On some level, we need to find out why these servers are being attacked like this. I have one that I fired up today's ago, not shut down my OVH because of the non-stop attacks.
So what are the footprints that are being targeted? Why are they going so hard after this panel. I had Virtualmin on this before this, no problem for years. Now with aapanel, in two days it gets shut down by my provider. I can't even get to it to move the websites. :-(
https://www.screencast.com/t/RJKx0s31
I want to point out as well, people talk about Block at cloudflare etc, that only works against a domain, not an IP address. So if it's the IP and not the domain they are attacking, you are screwed.
It's a shame, these sites and IPs have been up and working fine for years, now completely reached, can't even keep an IP up. Attacks from China, Hong Kong, and Africa. To the ip, so no way to stop them at cloud flare.
gacott
Do you mean that you have suffered a lot of attacks after using aaPanel?
gacott is ovh vps has no ddos protection? layer 7 ddos attack?
aaPanel_Jose we have about 3800 attacks and 122 Ips in a week from which the attacks are carried out. it definitely has something to do with bt.cn. Before that, we also used Openscoure Panels and it was just about 20 or 30 attacks. Since we removed aaPanel and only ran it for the test, the whole thing has normalized again to about 30 attacks.
This only from yesterday until today 9:00 pm and today 8:40 am
Total banned26
Total failed18459
Currently banned25
Currently failed6
Attacks take place on Dovecot, Ostfix, FTP, and web server (NGINX). Although Fail2ban, SYS Firewall and some security measures are still active. Just like CDN etc. These are not normal scans, but definitive attacks on the panel. As already said, only on aaPanel. The modules are hosted at bt.cn and conclusions can be drawn about the IPS of the installed panels. We even took the IPs from other data centers so that these IPs could not be attacked explicitly. Even in other countries not Germany or Europe and yet only aaPanel web servers are attacked. I had the same thing in 2017 at http://centos-webpanel.com/ since the attacks came from Croatia, Russia, China and Serbia. We quickly deleted it and it calmed down again. Since then we have avoided this panel. In my opinion, the modules should be reloaded via a proxy server, as should the installation. We are currently testing this and are already seeing some serious differences. So you have to consider where the modules are stored, on which servers, should you switch your own proxy server between? !!! Here would be the solution to install a local proxy first and then load and install aaPanel.
CQT that’s normal many will bruteforce our server.. To lessen these attacks increase ban time and ports..
aaPanel_Jose Yeah man. As I said, this IP has had Virtualmin on it forever. I decided to move it over, two days later, getting blasted like crazy. So much so that they shut me down. I then went to Cloudflare and created rules on the domains there, then unblocked the block they had placed on the IP. It was shut down again within 30 seconds.
kaz050457 Certainly getting bruteforced is normal, we run 300+ VPSs ourselves. I have been doing this for years, and in years only the mail servers have been hit like this in the past. This is the first time ever for me to have my IP shutdown on a webserver. And no, I don't have the mailserver installed on this.
kaz050457 No it is by no means normal !!
Attacks would normally be 40-100 but not 1000 over a period of several hours.
When we switched the proxy upstream with new IPS, it was just zero attacks. This shows that the IP is tracked and then attacked !!!!!!!!! Since it was then no longer possible to stretch the IPs via the installation
CQT are guys using the default port? Do your server still support TLS 1.0 and TLS 1.1?
So, I did a little test. I just moved that exact same box to another IP. I removed all websites from it, and just let it sit there with the new IP. Less than 24 hours later, it's being attacked.
God, I hate to say it, as I have had a guy working on something SUPER cool for this for over a week now, but until this is figured out, this panel is unusable for us. We can't have IPs keep getting shut down because they are under constant attack.

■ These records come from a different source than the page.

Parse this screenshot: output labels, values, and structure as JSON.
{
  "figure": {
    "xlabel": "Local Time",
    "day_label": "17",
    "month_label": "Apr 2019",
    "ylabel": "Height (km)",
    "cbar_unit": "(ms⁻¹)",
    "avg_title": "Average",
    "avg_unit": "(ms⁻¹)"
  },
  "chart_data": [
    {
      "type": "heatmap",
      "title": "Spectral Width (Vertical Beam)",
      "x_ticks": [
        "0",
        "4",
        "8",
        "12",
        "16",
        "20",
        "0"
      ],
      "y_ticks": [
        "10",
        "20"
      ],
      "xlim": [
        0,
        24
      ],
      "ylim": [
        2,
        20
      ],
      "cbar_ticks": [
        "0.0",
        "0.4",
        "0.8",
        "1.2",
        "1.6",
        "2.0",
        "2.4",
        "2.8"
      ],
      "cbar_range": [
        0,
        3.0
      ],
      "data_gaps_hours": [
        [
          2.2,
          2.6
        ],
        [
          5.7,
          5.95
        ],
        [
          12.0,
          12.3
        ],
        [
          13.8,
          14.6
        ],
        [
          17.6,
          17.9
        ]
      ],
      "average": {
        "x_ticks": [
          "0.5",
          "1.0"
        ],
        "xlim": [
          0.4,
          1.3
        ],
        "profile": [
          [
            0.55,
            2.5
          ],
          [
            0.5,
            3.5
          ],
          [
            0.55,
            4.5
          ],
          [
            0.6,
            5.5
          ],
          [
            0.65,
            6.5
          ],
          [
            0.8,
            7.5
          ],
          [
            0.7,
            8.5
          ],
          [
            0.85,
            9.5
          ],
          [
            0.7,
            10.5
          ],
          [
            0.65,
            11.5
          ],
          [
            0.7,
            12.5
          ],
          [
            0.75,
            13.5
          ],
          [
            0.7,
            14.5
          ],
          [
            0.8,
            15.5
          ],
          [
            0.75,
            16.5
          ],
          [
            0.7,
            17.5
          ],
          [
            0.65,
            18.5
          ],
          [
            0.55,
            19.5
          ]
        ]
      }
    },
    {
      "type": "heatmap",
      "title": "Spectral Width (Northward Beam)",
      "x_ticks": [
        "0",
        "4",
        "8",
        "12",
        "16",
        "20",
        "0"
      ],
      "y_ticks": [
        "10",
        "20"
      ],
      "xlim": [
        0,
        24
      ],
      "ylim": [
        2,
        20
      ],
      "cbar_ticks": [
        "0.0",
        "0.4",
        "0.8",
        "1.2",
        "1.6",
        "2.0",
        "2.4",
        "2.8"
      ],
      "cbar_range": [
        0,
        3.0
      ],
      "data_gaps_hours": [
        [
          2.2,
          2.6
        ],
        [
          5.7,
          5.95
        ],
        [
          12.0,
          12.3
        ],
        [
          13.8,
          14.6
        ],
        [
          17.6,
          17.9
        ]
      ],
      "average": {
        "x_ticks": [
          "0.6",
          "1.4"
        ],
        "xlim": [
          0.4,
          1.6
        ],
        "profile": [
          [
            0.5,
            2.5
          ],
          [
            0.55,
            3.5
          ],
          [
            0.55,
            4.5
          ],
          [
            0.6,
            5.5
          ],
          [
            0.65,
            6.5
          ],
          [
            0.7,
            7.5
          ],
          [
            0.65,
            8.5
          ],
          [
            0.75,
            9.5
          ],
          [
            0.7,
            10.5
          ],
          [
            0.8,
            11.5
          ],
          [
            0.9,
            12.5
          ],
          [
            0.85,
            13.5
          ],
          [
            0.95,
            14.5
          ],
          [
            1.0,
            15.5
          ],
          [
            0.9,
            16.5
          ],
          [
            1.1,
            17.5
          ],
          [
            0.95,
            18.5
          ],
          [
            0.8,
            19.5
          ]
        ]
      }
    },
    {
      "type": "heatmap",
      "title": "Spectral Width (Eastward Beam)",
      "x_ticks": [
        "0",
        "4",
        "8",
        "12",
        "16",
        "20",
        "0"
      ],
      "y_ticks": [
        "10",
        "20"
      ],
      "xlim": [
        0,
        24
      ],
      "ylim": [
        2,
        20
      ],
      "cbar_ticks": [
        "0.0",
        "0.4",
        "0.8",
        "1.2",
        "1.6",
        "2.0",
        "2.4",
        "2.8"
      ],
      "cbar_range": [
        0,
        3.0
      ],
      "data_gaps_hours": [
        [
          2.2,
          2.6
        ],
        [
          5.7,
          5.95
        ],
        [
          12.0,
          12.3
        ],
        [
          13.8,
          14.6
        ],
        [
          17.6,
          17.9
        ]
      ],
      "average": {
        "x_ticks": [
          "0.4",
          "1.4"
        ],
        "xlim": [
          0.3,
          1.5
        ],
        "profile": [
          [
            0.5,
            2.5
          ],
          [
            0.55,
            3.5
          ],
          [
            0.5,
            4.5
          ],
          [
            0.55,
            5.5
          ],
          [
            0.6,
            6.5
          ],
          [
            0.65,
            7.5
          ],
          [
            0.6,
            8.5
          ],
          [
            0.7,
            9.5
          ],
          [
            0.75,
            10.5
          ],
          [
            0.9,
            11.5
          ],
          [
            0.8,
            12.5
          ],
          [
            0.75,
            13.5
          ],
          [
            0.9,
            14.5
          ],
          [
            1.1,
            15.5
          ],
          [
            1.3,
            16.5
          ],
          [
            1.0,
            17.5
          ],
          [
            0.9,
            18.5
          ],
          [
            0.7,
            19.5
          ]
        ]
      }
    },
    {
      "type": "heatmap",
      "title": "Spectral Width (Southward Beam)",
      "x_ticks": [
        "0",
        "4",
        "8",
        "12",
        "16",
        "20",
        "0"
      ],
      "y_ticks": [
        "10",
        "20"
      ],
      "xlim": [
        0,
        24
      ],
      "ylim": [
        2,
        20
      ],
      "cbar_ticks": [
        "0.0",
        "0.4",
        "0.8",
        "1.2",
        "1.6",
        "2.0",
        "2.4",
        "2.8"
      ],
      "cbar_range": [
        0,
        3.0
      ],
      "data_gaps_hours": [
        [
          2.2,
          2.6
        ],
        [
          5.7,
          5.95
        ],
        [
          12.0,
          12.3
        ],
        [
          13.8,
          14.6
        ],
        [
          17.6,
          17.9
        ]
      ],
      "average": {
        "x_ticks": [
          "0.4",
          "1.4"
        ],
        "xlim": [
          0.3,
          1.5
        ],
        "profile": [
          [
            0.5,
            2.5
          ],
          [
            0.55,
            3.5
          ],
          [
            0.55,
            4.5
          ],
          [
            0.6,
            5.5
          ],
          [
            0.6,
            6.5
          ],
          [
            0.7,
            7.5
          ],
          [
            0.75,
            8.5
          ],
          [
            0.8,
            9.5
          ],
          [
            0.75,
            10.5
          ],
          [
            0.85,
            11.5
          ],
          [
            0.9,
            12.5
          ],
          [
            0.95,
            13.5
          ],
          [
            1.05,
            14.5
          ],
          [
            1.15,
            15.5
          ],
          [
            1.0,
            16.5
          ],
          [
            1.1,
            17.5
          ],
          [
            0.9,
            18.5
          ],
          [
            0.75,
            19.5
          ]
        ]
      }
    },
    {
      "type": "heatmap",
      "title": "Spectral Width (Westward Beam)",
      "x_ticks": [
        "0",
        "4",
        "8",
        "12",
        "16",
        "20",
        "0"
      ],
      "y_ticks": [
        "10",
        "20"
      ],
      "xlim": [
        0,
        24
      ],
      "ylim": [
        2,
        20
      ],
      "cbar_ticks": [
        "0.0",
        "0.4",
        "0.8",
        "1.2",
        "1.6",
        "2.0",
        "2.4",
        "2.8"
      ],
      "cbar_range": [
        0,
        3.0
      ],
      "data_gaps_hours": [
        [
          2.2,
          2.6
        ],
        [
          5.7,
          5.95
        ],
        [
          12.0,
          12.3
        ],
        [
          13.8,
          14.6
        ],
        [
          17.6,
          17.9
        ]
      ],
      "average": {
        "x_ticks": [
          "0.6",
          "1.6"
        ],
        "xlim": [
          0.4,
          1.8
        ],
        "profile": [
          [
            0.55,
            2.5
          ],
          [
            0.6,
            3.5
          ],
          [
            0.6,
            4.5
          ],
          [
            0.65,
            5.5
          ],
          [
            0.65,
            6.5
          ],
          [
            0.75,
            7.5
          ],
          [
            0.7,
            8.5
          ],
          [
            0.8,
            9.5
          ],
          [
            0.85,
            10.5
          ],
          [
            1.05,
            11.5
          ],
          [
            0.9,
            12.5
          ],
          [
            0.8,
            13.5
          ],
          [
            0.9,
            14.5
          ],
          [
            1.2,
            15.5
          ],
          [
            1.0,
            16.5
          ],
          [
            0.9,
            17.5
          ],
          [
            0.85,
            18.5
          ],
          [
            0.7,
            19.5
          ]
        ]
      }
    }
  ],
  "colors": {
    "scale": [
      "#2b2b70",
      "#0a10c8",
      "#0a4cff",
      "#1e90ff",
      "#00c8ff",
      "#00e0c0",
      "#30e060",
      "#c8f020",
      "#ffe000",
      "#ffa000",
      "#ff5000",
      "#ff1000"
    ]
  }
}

gacott Something tells them where these installations are located! And I'm talking about that all the time. As long as that is, I cannot expect this panel from my customers and servers. We had so much to do with it. Well then don't stop. Letting all installations run only via the proxy server, this will soon be down and I don't want that either.
Okay, OVH was looking over logs, my box was also being used to carry out attacks. LITERALLY the panel was the only thing installed. Nobody else had access, passwords were good.
I think it may be that the SESSION ID of the panel is set to a special value, which is easy to be scanned to the feature. We will deal with this in the next update.
In addition, the data we have collected will no longer be synchronized to bt.cn, I think it should not be caused by this problem
gacott
In addition, on your server where only the panel is installed, whether the default port of the panel has been changed and whether the ssh port has been changed. Is the sshroot password strong enough?